Pay-per-call has been one of the trends in online marketing recently. In fact, pay-per-performance advertising, overall, is gaining ground as more and more businesses discover the high value proposition it provides. Different search engines are incorporating this type of marketing, including AOL search, InfoSpace and Marchex, who have a combined total of 1.3 billion searches a month.
A Quick Overview
The concept of pay-per-call is simple:
- It’s an auction for customer calls — you bid what you’re willing to pay for each call, and your ad appears in the search engine results. The more you bid per call, the higher your ad is ranked. You can see what similar businesses in your service area are bidding, which allows you to rationally price your services.
- Your ad gives information about your business and a unique phone number to contact you. Users can click on your text and read about your business at no cost to you. You pay if, and only if, they like what they see and actually call —which means you’re only paying for customers who are truly interested in your services.

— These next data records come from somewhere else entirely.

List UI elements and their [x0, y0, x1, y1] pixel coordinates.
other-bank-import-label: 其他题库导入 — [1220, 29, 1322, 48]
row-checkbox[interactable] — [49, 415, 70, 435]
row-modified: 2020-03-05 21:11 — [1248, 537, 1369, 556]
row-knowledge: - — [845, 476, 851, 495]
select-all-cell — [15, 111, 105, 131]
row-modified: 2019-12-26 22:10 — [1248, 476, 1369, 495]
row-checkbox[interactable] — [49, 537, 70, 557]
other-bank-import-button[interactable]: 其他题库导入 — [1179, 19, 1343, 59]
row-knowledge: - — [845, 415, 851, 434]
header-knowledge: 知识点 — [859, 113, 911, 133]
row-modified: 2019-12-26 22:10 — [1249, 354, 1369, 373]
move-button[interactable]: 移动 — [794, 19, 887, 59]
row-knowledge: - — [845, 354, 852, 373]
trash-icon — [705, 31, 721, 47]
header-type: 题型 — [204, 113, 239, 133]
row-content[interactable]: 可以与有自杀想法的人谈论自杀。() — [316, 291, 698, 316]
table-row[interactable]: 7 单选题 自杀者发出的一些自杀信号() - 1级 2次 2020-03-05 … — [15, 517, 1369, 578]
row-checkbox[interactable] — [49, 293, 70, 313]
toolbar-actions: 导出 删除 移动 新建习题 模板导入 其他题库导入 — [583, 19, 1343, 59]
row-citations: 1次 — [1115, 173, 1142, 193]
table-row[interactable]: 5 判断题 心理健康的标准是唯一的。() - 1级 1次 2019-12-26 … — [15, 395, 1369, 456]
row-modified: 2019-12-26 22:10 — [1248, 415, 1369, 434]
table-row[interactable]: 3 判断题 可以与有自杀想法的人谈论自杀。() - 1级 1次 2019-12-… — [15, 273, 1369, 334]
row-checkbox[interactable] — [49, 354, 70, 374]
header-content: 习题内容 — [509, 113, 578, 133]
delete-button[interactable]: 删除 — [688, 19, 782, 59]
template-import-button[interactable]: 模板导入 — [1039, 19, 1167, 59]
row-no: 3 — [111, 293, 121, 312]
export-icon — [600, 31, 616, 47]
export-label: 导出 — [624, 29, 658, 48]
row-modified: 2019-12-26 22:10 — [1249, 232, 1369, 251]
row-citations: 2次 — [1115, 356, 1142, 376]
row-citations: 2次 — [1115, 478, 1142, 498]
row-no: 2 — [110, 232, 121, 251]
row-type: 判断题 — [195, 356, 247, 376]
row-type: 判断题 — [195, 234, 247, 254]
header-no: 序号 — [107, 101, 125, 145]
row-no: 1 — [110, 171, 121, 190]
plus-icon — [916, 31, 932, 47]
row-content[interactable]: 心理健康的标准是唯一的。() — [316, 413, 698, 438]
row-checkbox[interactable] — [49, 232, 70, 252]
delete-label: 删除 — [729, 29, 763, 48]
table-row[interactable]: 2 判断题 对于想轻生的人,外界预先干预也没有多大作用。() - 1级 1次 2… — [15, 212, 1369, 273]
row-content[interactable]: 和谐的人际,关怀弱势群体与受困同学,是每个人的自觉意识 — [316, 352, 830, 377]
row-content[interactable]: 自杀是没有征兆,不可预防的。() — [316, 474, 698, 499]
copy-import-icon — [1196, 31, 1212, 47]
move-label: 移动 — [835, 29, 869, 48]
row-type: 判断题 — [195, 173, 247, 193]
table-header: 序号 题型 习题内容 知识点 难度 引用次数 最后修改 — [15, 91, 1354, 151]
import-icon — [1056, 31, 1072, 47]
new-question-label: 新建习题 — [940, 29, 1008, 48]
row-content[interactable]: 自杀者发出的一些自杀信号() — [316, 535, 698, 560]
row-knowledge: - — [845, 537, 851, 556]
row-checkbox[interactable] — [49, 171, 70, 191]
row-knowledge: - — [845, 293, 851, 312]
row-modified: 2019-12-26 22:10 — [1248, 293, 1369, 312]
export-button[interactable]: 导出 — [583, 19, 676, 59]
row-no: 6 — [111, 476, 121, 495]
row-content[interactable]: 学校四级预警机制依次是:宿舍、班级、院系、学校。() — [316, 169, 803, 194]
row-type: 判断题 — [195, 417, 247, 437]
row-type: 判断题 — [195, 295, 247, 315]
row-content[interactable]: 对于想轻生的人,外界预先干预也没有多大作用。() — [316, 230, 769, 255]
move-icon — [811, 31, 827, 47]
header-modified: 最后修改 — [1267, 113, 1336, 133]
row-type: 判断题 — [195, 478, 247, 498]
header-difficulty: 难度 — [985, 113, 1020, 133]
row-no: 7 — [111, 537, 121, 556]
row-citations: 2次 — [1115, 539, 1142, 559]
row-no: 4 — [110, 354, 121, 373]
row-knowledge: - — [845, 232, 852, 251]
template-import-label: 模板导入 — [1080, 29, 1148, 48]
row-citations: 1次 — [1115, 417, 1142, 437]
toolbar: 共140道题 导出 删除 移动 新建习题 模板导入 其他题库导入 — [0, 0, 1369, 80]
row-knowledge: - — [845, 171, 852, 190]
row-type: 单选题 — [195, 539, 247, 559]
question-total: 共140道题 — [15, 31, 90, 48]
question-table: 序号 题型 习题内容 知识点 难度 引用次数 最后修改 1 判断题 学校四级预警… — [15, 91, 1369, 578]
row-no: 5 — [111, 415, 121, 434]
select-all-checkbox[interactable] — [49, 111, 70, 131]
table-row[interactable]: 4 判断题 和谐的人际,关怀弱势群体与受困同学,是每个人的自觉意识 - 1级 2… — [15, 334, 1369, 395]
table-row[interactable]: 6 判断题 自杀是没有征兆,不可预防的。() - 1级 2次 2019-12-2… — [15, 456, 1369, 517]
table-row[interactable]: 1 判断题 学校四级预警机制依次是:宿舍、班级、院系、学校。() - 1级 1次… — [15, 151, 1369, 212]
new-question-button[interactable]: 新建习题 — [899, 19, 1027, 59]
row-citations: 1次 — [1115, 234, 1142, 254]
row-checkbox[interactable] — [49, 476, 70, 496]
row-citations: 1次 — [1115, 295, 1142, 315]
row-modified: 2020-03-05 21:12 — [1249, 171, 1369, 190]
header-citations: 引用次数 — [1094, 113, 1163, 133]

- You can set your geographical service area to fit your business’ needs—anywhere from a ZIP code to the whole country. Your ad won’t come up in a search until the user indicates where they’re looking, so you never waste money on out-of-area calls.
Whenever You Call Me…
This kind of marketing requires that your businesses be able to take calls. You’ll most likely get only a handful of calls each day, which is manageable for most businesses. But if your business is 100 percent web-based, and you want all your business to happen online, then it may not be a good advertising model for you.
Many companies use this marketing strategy, but certain businesses especially lend themselves to it—businesses where customers are likely to have questions or want clarification. If your business provides financial services, consulting, home improvements or repairs, or travel services, pay-per-call may be ideal for you.
Calls vs. Clicks
Though similar in concept, buying calls to your business tends to yield better results than buying clicks to your website, for several reasons:
-Customers are further along in the buying process. According to Mark Barach, CMO of Ingenio.com, a company specializing in pay-per-call advertising, “The difference is when people are reading your website, they’re gathering information—that’s the stage they’re at. When they call your business, they’re ready to transact.”
- They produce higher close rates. An average of 30 percent of these purchased calls result in business, as opposed to 1-2 percent of clicks to websites.
- They eliminate fraud. Advertisers are only billed for a customer’s initial call, so there’s no incentive to call repeatedly to deplete a competitor’s budget. Even hang-up calls aren’t a problem because calls must reach a certain length for you to be billed.
Says Barach, “The value proposition to an advertiser is unparalleled — you pay when you get the customer. In any other form of advertising, you pay in advance and just hope it works.”